A fantastic version of an all-American classic.
We love it served with broccoli and baked beans.
Macaroni & Cheese
Recipe Source: Chloe's Kitchen by Chloe Coscarelli
1 pound elbow macaroni
¼ cup vegan butter
1/3 cup all-purpose flour
3 cups plant-based milk (I use soy)
½ cup nutritional yeast
2 Tablespoon tomato paste
2 teaspoon sea salt
1 teaspoon garlic powder
1 Tablespoon lemon juice
1 Tablespoon agave
1. Bring a large pot of heavily salted water to a boil.
2. Add macaroni and cook according to package directions. Drain and return to pot.
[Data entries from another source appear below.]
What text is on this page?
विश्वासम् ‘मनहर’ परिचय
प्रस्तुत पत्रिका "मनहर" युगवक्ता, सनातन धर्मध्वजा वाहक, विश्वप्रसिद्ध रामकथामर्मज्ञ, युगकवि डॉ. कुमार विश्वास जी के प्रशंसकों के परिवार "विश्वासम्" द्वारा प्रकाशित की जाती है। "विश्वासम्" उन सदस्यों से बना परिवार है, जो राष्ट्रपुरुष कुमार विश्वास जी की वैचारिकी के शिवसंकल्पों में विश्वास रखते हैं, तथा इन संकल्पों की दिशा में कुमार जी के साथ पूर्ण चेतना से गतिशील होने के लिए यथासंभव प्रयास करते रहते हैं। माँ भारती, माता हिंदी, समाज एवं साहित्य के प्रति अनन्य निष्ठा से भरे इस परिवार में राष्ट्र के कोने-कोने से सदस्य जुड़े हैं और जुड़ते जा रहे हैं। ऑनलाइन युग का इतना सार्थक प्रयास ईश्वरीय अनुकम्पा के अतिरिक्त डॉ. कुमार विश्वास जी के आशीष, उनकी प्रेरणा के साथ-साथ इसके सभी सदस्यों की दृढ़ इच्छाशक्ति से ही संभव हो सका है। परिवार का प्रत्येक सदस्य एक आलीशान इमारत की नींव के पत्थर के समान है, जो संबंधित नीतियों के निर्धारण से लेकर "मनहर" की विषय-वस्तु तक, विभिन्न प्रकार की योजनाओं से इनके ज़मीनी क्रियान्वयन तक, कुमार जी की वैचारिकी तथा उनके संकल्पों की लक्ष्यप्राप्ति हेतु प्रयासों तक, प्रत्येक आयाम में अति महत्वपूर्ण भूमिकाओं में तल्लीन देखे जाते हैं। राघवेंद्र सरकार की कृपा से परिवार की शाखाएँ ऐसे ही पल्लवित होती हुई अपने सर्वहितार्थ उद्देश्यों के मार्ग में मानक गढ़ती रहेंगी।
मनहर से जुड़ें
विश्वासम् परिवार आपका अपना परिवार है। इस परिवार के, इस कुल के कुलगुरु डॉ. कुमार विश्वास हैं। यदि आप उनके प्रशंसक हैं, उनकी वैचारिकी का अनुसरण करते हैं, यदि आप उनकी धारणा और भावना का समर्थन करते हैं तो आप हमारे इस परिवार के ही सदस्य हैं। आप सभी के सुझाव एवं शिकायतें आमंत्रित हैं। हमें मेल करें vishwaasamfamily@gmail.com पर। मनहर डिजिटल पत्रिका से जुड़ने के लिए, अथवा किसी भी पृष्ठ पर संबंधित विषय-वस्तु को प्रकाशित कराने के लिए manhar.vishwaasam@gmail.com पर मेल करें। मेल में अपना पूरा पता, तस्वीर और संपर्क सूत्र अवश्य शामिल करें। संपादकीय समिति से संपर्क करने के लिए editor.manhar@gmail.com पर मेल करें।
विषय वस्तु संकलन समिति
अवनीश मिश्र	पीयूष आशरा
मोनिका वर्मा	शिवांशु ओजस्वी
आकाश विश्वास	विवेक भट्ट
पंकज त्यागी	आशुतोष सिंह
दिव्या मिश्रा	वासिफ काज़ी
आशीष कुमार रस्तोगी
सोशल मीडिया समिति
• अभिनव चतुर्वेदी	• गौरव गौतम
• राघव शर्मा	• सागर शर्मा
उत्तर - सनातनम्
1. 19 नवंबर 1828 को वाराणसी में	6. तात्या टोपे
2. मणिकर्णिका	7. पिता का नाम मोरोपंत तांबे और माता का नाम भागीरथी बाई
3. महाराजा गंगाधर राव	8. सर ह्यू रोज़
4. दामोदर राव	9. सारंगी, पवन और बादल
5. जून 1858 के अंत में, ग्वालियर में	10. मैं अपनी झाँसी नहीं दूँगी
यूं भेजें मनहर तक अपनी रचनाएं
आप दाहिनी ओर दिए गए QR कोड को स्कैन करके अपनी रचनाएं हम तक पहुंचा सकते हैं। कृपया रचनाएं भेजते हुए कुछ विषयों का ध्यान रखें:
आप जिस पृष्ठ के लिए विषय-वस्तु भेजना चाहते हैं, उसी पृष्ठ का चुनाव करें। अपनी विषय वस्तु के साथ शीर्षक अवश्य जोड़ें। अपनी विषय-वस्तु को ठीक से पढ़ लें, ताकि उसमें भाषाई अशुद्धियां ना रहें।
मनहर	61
3. Meanwhile, in a medium saucepan, make a roux or paste by whisking the butter and flour over medium heat for 3 to 5 minutes.
4. Add nondairy milk, nutritional yeast, tomato paste, salt, and garlic powder to the saucepan and bring to a boil, whisking frequently.
5. Reduce heat to low and let simmer until the sauce thickens.
6. Stir in lemon juice and agave.
7. Combine the pasta with the sauce, and serve.
Note: This recipe can also be top with breadcrumbs and baked in a 9x13 dish at 350 degrees for 30 minutes.